Supp. 2d at 122–23 (quoting City of Oklahoma City v. Tuttle, 471 U.S. 808, 823 (1985)). This
link could be
[(1)] the explicit setting of a policy by the government that violates the Constitution; [(2)] the action of a policy maker within the government; [(3)] the adoption through a knowing failure to act by a policy maker of actions by his [or her] subordinates that are so consistent that they have become “custom[;]” or [(4)] the failure of the government to respond to a need (for example, training of employees) in such a manner as to show “deliberate indifference” to the risk that not addressing the need will result in constitutional violations[.]
Id. (internal citations omitted).
Here, the defendant argues that the plaintiffs’ Section 1983 claims fail for four reasons.
Def.’s Mot. at 42. First, the defendant argues that “[the plaintiffs’] allegations are conclusory
and thus do not state a plausible claim.” Id. Second, the defendant argues that “[the plaintiffs]
fail to allege deliberate indifference on the part of the Chief[s] of Police.” Id. Third, the
defendant argues that the plaintiffs’ allegation “‘that the Chief[s] of Police maintains a degree of
supervision over the Department’s various managers and its Equal Employment Office’ . . . does
not advance their cause as it alleges only respondeat superior liability.” Id. at 43. Finally, it
argues that Plaintiff Brinkley’s “alleged email notice to Chief Newsham, which occurred on
October 31, 2020,” was the only “allegation[] of notice to the Chief of Police . . . within the
statute of limitations.” Id.
The plaintiffs responded that they have appropriately asserted municipal liability on two
bases: “the explicit policies of the MPD EEO Department which violated their Constitutional
rights” and “the adoption through the knowing failure of the Chiefs of Police to curb the racist,
and retaliatory actions of their subordinates.” Pls.’ Opp’n at 55. As already noted, the “explicit
93 policies” that purportedly violated the plaintiffs’ Constitutional rights all involve the MPD EEO
office. See id. Those alleged policies are “(1) “playing recordings of complainants to the
persons they complained about[;]” (2) “refusing to allow EEO investigators to talk to
management personnel and using the MPD EEO Department head to coordinate management
responses to undermine complaints[;]” (3) “requiring [the] EEO to investigate complainants in
order to find reasons to discredit their claims of discrimination or credibility[;]” (4) “editing and
manipulating investigative reports to prevent substantiation of any claim of discrimination[;]” (5)

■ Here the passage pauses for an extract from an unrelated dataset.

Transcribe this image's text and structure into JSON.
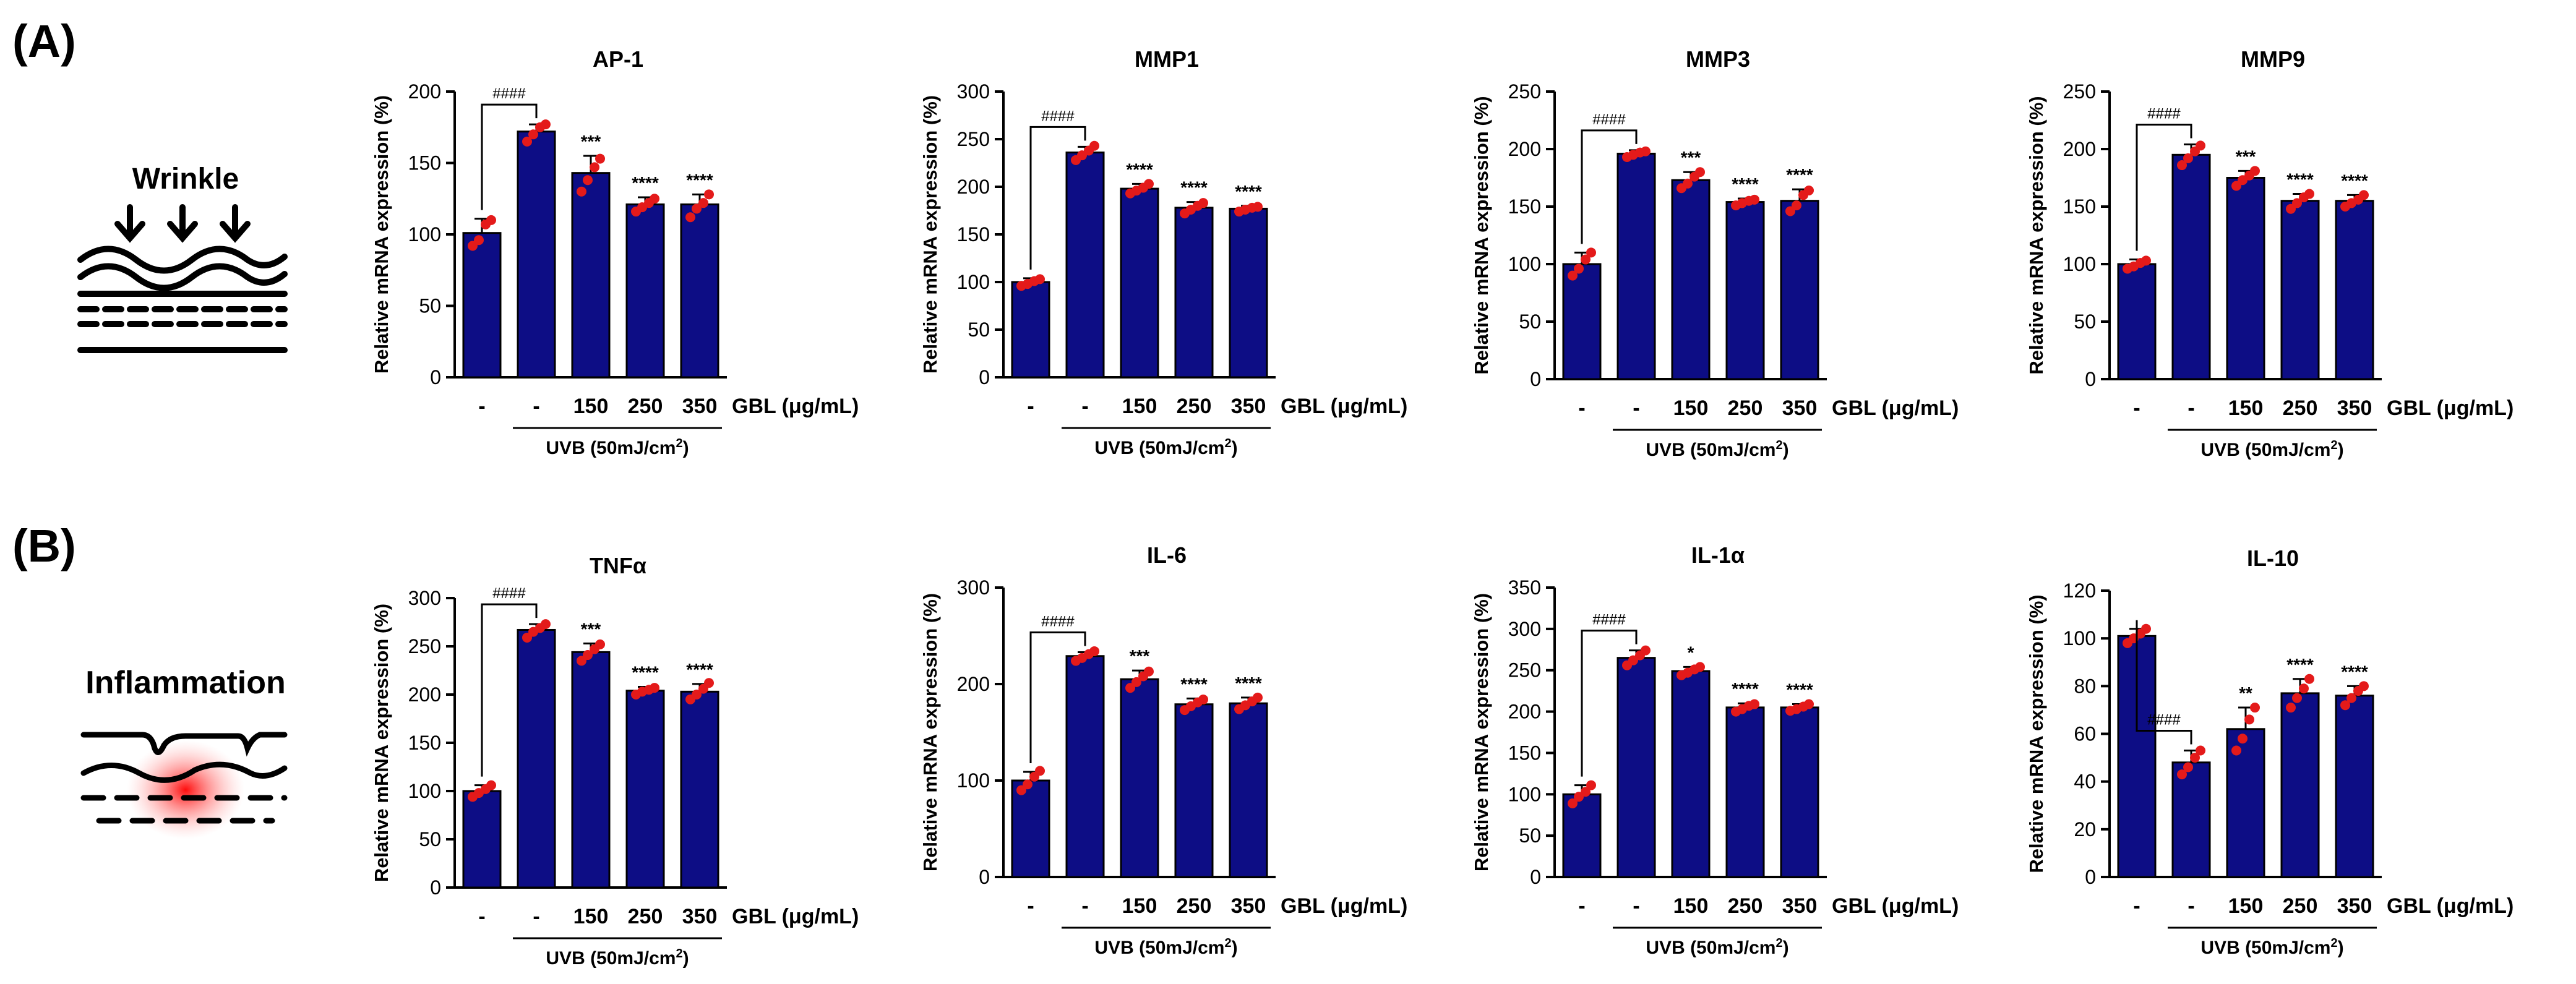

“berating, humiliating, disciplining[,] and ultimately terminating EEO counselors who
substantiated claims of discrimination[;]” and (6) “threatening to open disciplinary investigations
into persons who complain about discrimination.” Id. (internal citations omitted).
Although the plaintiffs do not expressly link these policies to a Constitutional
deprivation, when considering collectively all the allegations in the Complaint, particularly the
affidavits from the MPD EEO employees attached to the Third Amended Complaint as Exhibits
1 through 4, the Court can reasonably infer that these policies may give rise to an equal
protection violation. Moreover, it can be inferred that the alleged policies infringe on the
plaintiffs’ enjoyment of all benefits, privileges, terms, and conditions of their contractual
relationship with the MPD. Therefore, at this stage of the litigation, the Court concludes that
Count III of the Third Amended Complaint has stated “some factual basis for the allegation of a
municipal policy or custom[,]” Atchinson v. District of Columbia, 73 F.3d 418, 422 (D.C. Cir.
1996), although the plaintiffs “will need to prove more about the District’s [municipal policy or
custom] to prevail on the merits,” id.
94 IV. CONCLUSION
For the foregoing reasons, the Court concludes it must grant in part and deny in part the
defendant’s motion.
SO ORDERED this 27th day of March, 2026.31
REGGIE B. WALTON United States District Judge
31 The Court will contemporaneously issue an Order consistent with this Memorandum Opinion.